Release of arsenic from soil by a novel dissimilatory arsenate-reducing bacterium, Anaeromyxobacter sp. strain PSR-1

Abstract

A novel arsenate-reducing bacterium, designated strain PSR-1, was isolated from arsenic-contaminated soil. Strain PSR-1 was phylogenetically closely related to Anaeromyxobacter dehalogenans 2CP-1(T) with 16S rRNA gene similarity of 99.7% and coupled the oxidation of acetate with the reduction of arsenate. Arsenate reduction was inhibited almost completely by respiratory inhibitors such as dicumarol and 2-heptyl-4-hydroxyquinoline N-oxide. Strain PSR-1 also utilized soluble Fe(III), ferrihydrite, nitrate, oxygen, and fumarate as electron acceptors. Strain PSR-1 catalyzed the release of arsenic from arsenate-adsorbed ferrihydrite. In addition, inoculation of washed cells of strain PSR-1 into sterilized soil successfully reproduced arsenic release. Arsenic K-edge X-ray absorption near-edge structure (XANES) analysis revealed that the proportion of arsenite in the soil solid phase actually increased from 20% to 50% during incubation with washed cells of strain PSR-1. These results suggest that strain PSR-1 is capable of reducing not only dissolved arsenate but also arsenate adsorbed on the soil mineral phase. Arsenate reduction by strain PSR-1 expands the metabolic versatility of Anaeromyxobacter dehalogenans. Considering its distribution throughout diverse soils and anoxic sediments, Anaeromyxobacter dehalogenans may play a role in arsenic release from these environments.

Fig 1

PCR-DGGE analysis of the arsenate-reducing enrichment prepared from arsenic-contaminated soil. The DGGE profiles of the original soil (lane 1) and the enrichment (lane 2) are shown. Arrows indicate bands recovered for DNA sequencing (see Table 1).

Fig 2

(A) Scanning electron micrograph of strain PSR-1. (B) Cells and spore- or cyst-like structure.
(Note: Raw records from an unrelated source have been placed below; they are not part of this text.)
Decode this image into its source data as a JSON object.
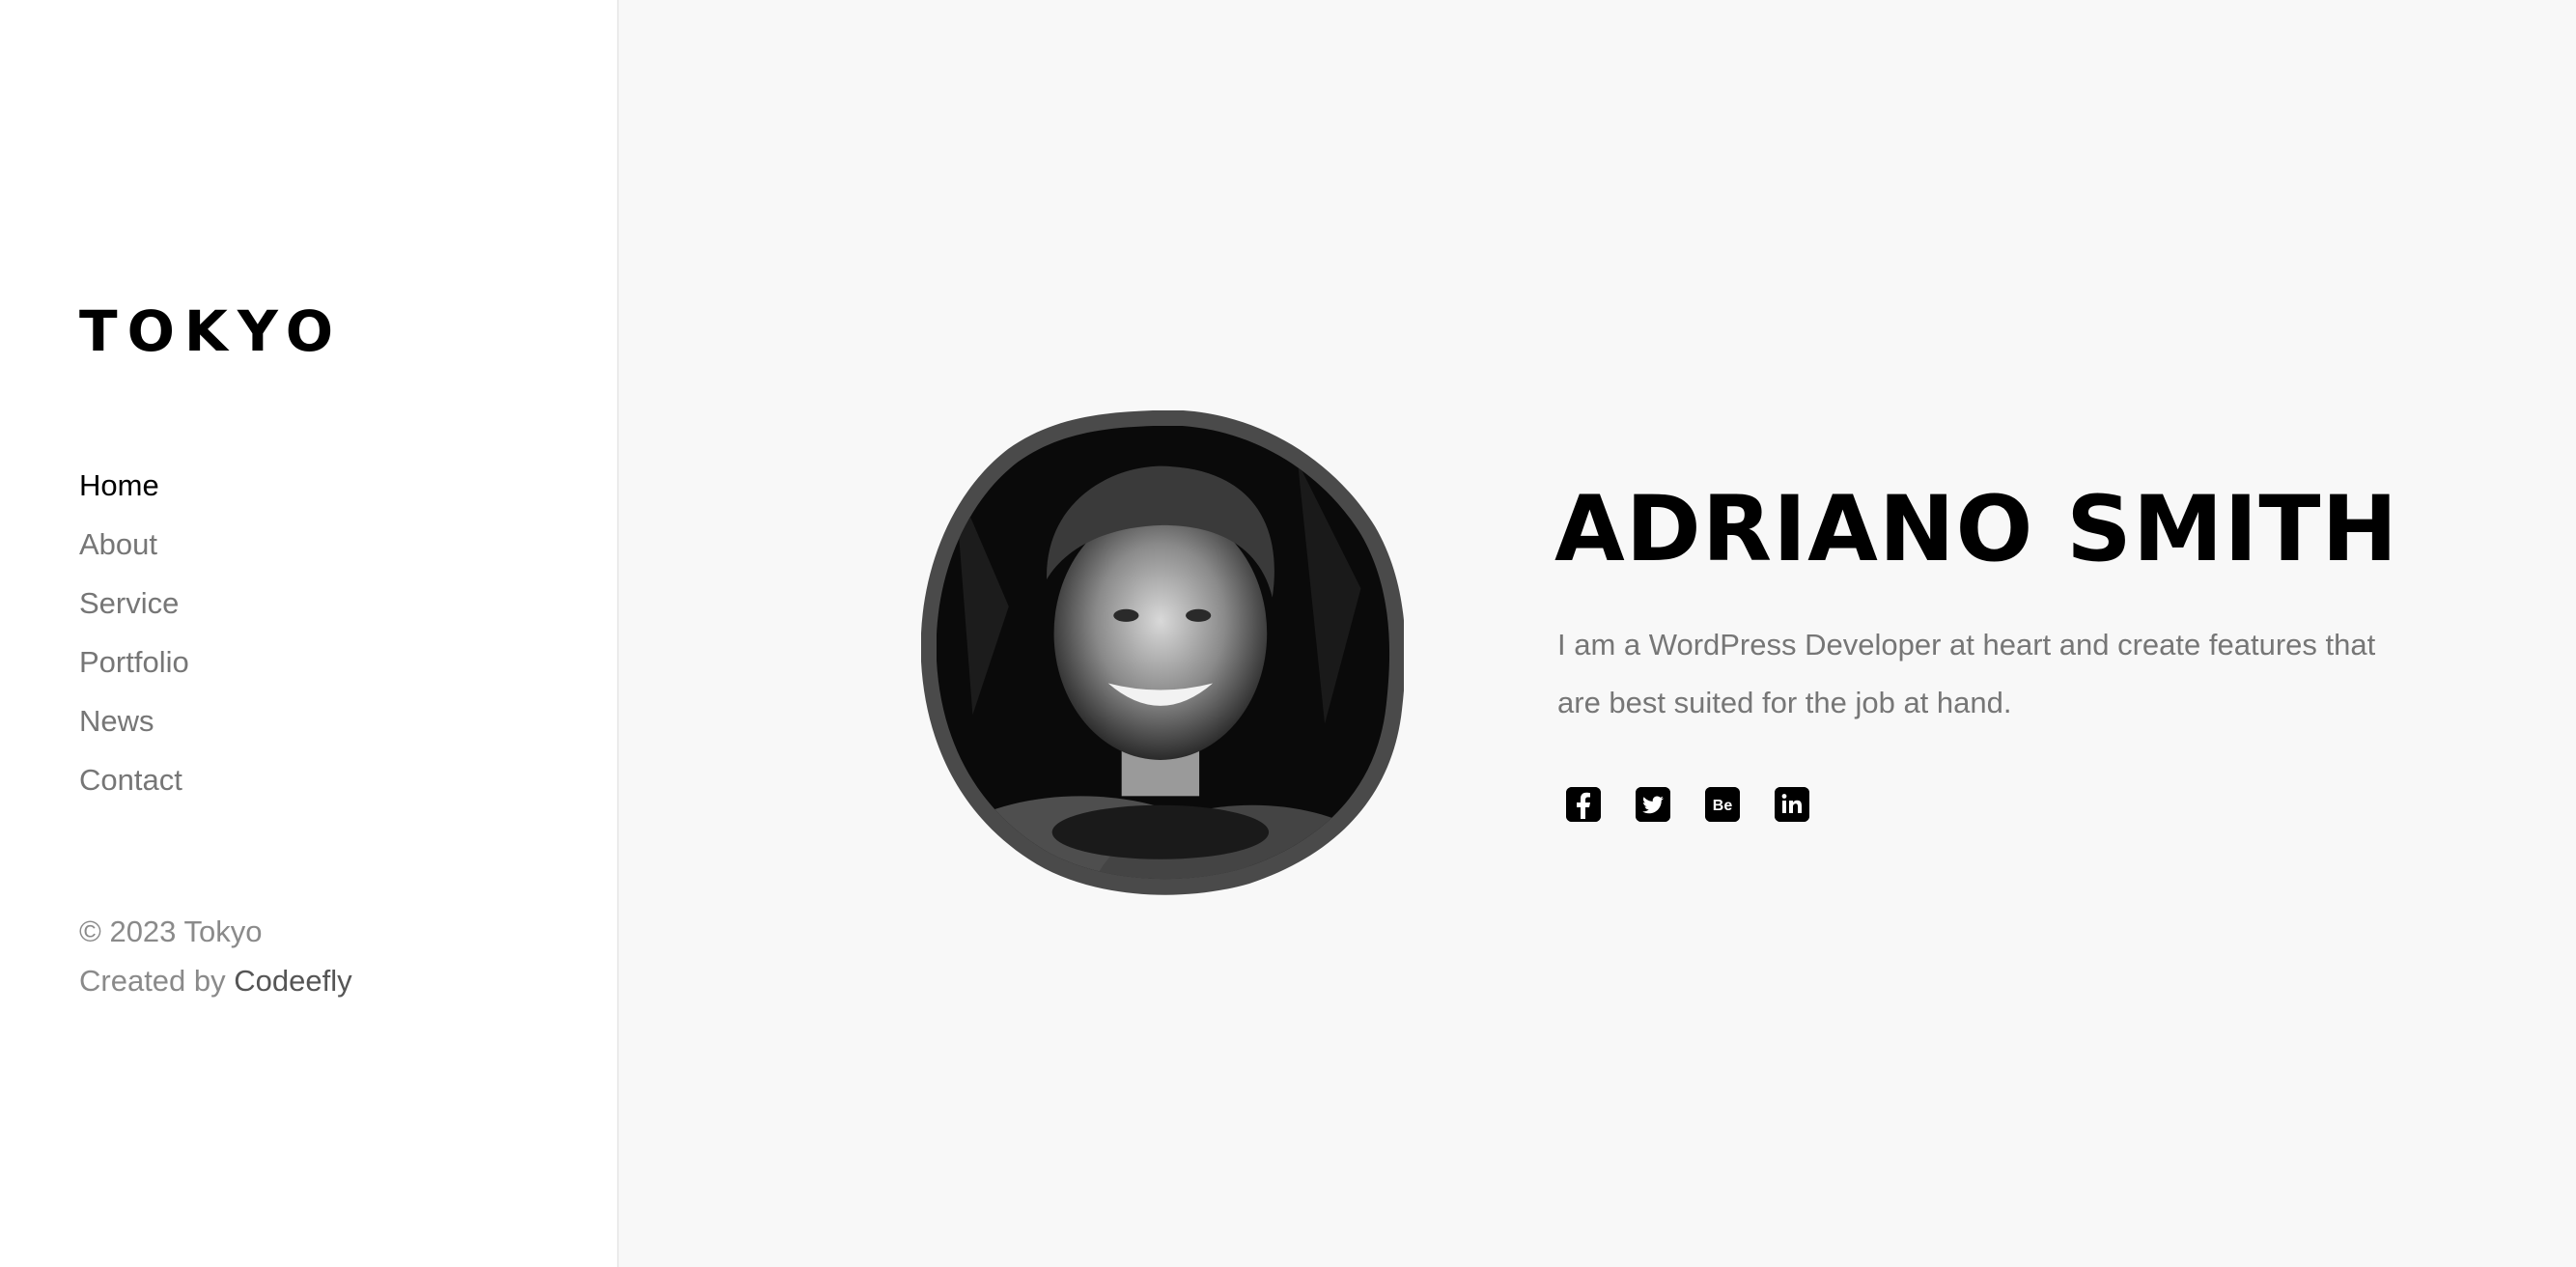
{
  "brand": {
    "logo": "TOKYO"
  },
  "nav": {
    "items": [
      {
        "label": "Home",
        "active": true
      },
      {
        "label": "About",
        "active": false
      },
      {
        "label": "Service",
        "active": false
      },
      {
        "label": "Portfolio",
        "active": false
      },
      {
        "label": "News",
        "active": false
      },
      {
        "label": "Contact",
        "active": false
      }
    ]
  },
  "footer": {
    "copyright": "© 2023 Tokyo",
    "created_by": "Created by",
    "author": "Codeefly"
  },
  "hero": {
    "name": "ADRIANO SMITH",
    "description": "I am a WordPress Developer at heart and create features that are best suited for the job at hand.",
    "avatar_icon": "portrait-photo",
    "socials": [
      {
        "icon": "facebook-icon",
        "glyph": "f"
      },
      {
        "icon": "twitter-icon",
        "glyph": ""
      },
      {
        "icon": "behance-icon",
        "glyph": "Be"
      },
      {
        "icon": "linkedin-icon",
        "glyph": "in"
      }
    ]
  },
  "colors": {
    "sidebar_bg": "#ffffff",
    "main_bg": "#f8f8f8",
    "text_muted": "#767676",
    "text_strong": "#000000"
  }
}
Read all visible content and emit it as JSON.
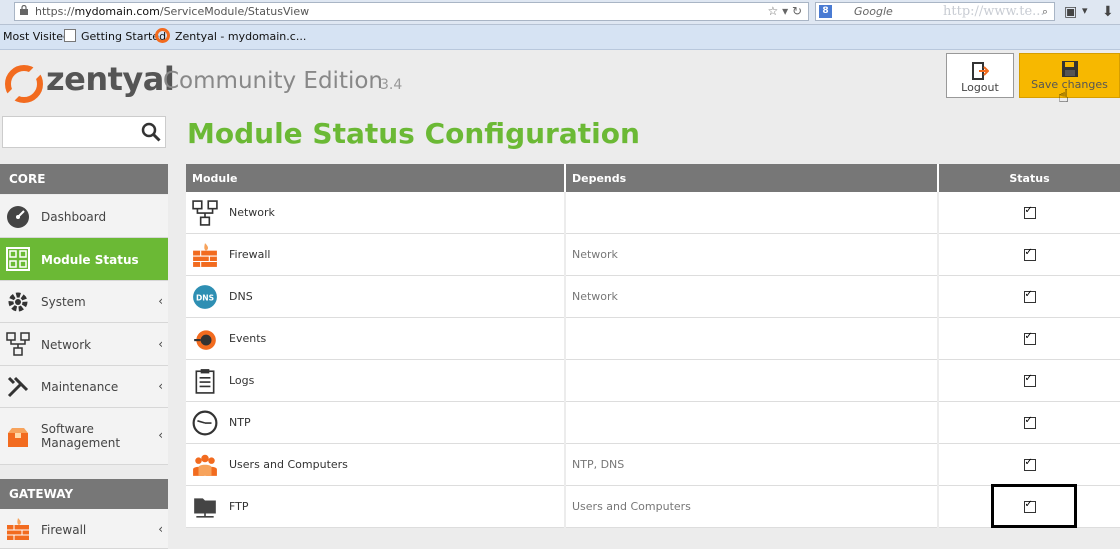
{
  "browser": {
    "url_scheme": "https://",
    "url_host": "mydomain.com",
    "url_path": "/ServiceModule/StatusView",
    "search_placeholder": "Google",
    "watermark": "http://www.te..."
  },
  "bookmarks": [
    "Most Visited",
    "Getting Started",
    "Zentyal - mydomain.c..."
  ],
  "app": {
    "brand": "zentyal",
    "edition": "Community Edition",
    "version": "3.4",
    "brand_color": "#f26b1f",
    "accent_color": "#6bb935"
  },
  "buttons": {
    "logout": "Logout",
    "save": "Save changes"
  },
  "sidebar": {
    "search_value": "",
    "core_header": "CORE",
    "gateway_header": "GATEWAY",
    "items": [
      {
        "label": "Dashboard",
        "icon": "dashboard-icon",
        "active": false,
        "submenu": false
      },
      {
        "label": "Module Status",
        "icon": "module-status-icon",
        "active": true,
        "submenu": false
      },
      {
        "label": "System",
        "icon": "gear-icon",
        "active": false,
        "submenu": true
      },
      {
        "label": "Network",
        "icon": "network-icon",
        "active": false,
        "submenu": true
      },
      {
        "label": "Maintenance",
        "icon": "tools-icon",
        "active": false,
        "submenu": true
      },
      {
        "label": "Software Management",
        "icon": "package-icon",
        "active": false,
        "submenu": true
      }
    ],
    "gateway_items": [
      {
        "label": "Firewall",
        "icon": "firewall-icon",
        "submenu": true
      }
    ]
  },
  "main": {
    "title": "Module Status Configuration",
    "columns": [
      "Module",
      "Depends",
      "Status"
    ],
    "rows": [
      {
        "module": "Network",
        "depends": "",
        "enabled": true,
        "icon": "network-icon"
      },
      {
        "module": "Firewall",
        "depends": "Network",
        "enabled": true,
        "icon": "firewall-icon"
      },
      {
        "module": "DNS",
        "depends": "Network",
        "enabled": true,
        "icon": "dns-icon"
      },
      {
        "module": "Events",
        "depends": "",
        "enabled": true,
        "icon": "events-icon"
      },
      {
        "module": "Logs",
        "depends": "",
        "enabled": true,
        "icon": "logs-icon"
      },
      {
        "module": "NTP",
        "depends": "",
        "enabled": true,
        "icon": "clock-icon"
      },
      {
        "module": "Users and Computers",
        "depends": "NTP, DNS",
        "enabled": true,
        "icon": "users-icon"
      },
      {
        "module": "FTP",
        "depends": "Users and Computers",
        "enabled": true,
        "icon": "ftp-icon"
      }
    ]
  }
}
A bleb-like structure is also found in the terminal ends of the cells. In both cases, the strain was grown using acetate as the electron donor and arsenate as the electron acceptor.

Fig 3

Phylogenetic tree showing the relationship between strain PSR-1 and related Myxococcales species within the Deltaproteobacteria on the basis of 16S rRNA gene sequences. The tree was constructed using the neighbor-joining method. Numbers at nodes show bootstrap values obtained from 1,000 resamplings, but bootstrap values below 500 were omitted. The GenBank accession number for each reference strain is shown in parentheses. The scale bar indicates 1% estimated sequence divergence.

Fig 4

Growth of strain PSR-1 on arsenate as the sole electron acceptor. The strain was grown on 2 mM acetate as the electron donor and 5 mM arsenate as the electron acceptor. A representative result from 3 independent experiments is shown.

Fig 5

Bacterial dissolution of arsenic from arsenate-adsorbed ferrihydrite. The minimal medium containing arsenate-adsorbed ferrihydrite as the sole electron acceptor was prepared and was inoculated with washed cells of Shewanella oneidensis MR-1 (A) and with washed cells of strain PSR-1 pregrown on arsenate (B) or on Fe(III)-NTA (C). Symbols represent the mean values obtained for triplicate determinations, and bars indicate standard deviations.

Fig 6

Arsenic K-edge XANES spectra of reference materials and sterile paddy soil incubated with washed cells of strain PSR-1. The result in which cells grown on Fe(III)-NTA were inoculated is shown. A similar result was obtained when cells grown on arsenate were inoculated. Dotted lines represent the linear combination of XANES spectra from reference compounds to reproduce the experimental spectra.